April 13, 2018 — New York
At a time when the world is polarized, and our region faces challenges of all kinds, multilateral efforts to achieve common objectives, such as the Summit of the Americas now underway in Lima, Peru, should be welcomed – and called on to deliver results.
Are such summits effective? Despite the political differences that span our continent, the fact that heads of state meet to dialogue, to strengthen the bonds of friendship and collaboration and coordinate actions, is already a significant achievement. But beyond the central theme of the summit, "Democratic Governance in the Face of Corruption" – a scourge that is the source of many headlines lately – and whether or not there is a final declaration (there has not been one in the last two summits), these forums are also relevant for the private meetings that take place, for parallel agreements reached, and for the creation of consensus on shared concerns that can help the nations of the Americas move forward.
Diplomacy is often underappreciated, even ridiculed, and takes time, but it produces results. A complex hemispheric agenda in which security, trade and migration are the primary issues can only be successfully addressed through multilateral cooperation.
Parallel to the work of governments, non-governmental actors have a role in encouraging such cooperation. For more than a decade, AJC has become a connector and voice of Jewish communities across Latin America. At our own annual regional "summit" – which we call the Strategic Forum – Jewish leaders from sister communities discuss issues of shared interest and regional trends, and analyze how, as part of civil society, they can constructively engage their respective governments to combat anti-Semitism and other bigotries, counter political and religious extremism, assure communal security, and defend democratic principles.
If the Summit of the Americas functions as a barometer of the major trends and challenges of the Hemisphere, the Strategic Forums AJC has convened find that Jewish life throughout the region is experiencing a boom. In most countries, there is a growing integration, visibility and political participation. The sad exception – unsurprisingly – is Venezuela. Due to the increasingly critical situation that affects all Venezuelans, as well as episodes of threats and official anti-Semitism, this outstanding community continues to shrink.
Looking outward from these communities, we celebrate that the region’s relations with Israel, in the vast majority of cases, are at their best. Country after country has identified in the Jewish State a strategic partner willing to collaborate on challenges ranging from citizen security to water management. Proof of this are the many agreements and treaties that have been signed in recent years. Fortunately, political disagreements have ceased to obscure the mutual benefits of close cooperation.
Among the greatest concerns of governments attending the current Summit must be the issue of citizen security, which encompasses measures to confront threats by terrorist organizations and organized crime – even if it does not receive the same media coverage as the fight against corruption. Sadly, the Jewish community in Argentina was the target of two of the worst terrorist attacks in the hemisphere (in 1992 and 1994), orchestrated and executed by Iran and Hezbollah. Fortunately, regional leaders have come to realize that criminal and terrorist organizations do not respect borders and must be confronted with greater coordination and political will, more resources and updated legislation.

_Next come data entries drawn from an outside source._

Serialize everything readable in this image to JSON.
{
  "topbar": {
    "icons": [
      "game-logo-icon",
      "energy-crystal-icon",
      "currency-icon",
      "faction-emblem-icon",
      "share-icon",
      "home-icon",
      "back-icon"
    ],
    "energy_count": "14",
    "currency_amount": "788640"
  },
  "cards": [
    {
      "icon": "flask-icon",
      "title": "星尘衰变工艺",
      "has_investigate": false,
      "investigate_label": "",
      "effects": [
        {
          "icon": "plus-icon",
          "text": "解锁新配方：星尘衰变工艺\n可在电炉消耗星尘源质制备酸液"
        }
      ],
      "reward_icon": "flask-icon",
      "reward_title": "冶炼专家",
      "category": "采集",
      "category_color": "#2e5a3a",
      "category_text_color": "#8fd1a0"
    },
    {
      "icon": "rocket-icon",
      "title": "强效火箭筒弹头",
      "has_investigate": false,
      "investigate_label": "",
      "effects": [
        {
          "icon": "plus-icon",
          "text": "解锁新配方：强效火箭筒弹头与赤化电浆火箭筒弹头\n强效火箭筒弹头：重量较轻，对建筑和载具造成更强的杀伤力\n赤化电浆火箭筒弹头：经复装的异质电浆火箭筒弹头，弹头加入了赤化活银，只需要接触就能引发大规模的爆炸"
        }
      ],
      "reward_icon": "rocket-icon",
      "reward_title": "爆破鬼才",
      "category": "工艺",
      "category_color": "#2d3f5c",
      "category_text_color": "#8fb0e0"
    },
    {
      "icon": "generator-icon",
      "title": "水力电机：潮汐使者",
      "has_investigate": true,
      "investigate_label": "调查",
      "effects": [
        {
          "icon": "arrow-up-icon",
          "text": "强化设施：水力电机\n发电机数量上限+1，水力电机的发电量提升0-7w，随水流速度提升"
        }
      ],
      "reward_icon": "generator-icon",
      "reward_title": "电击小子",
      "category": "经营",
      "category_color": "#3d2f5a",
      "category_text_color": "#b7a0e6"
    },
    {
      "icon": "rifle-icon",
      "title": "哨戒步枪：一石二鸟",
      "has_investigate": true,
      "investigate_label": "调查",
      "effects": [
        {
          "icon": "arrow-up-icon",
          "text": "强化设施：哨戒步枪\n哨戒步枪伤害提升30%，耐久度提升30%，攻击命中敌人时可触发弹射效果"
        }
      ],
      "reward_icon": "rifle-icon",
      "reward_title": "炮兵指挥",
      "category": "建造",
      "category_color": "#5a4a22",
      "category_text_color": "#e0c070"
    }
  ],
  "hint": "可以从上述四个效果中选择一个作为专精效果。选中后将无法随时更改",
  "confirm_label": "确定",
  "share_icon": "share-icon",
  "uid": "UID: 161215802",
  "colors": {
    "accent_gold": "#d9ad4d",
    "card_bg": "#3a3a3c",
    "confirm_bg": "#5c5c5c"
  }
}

What role should the United States, which convened the first Summit in 1994, play in fashioning a relevant and constructive agenda for the Americas? The only way it can continue to exert a positive influence is through a discourse of collaboration, and not imposition. The continuous and unjustified attacks against Mexico, its peaceful and strategic neighbor to the south whose destinies are intertwined by geographies, economies and shared families; the hate speech against Mexican immigrants, especially the Dreamers, who contribute to the prosperity of the United States every day and whose future is now in limbo; the plans to militarize the border that go against logic and the concept of a country of immigrants and refugees – all have done just the opposite of encouraging collaboration, reviving the old notion of “distant neighbors,” to quote journalist Alan Riding.
While it is unfortunate that President Trump will not be attending the Summit, it is essential that the U.S. delegation led by Vice President Pence engage fully with our “neighbors” and demonstrate – in the Summit and thereafter – a commitment to act in partnership with the rest of the Hemisphere. Only then can the contribution of this country be significant in resolving the vexing crisis in Venezuela, winning the fight against corruption, thwarting terrorism and organized crime, and advancing regional stability and the progress of our peoples.
Latin American leaders, by their willingness to dialogue and to act together in confronting the region’s challenges, set an example for the world; their continued engagement with their countries’ Jewish communities – allies and indispensable partners in the construction of their policy agendas – should be applauded and encouraged.
Dina Siegel Vann is Director of AJC’s Belfer Institute for Latino and Latin American Affairs.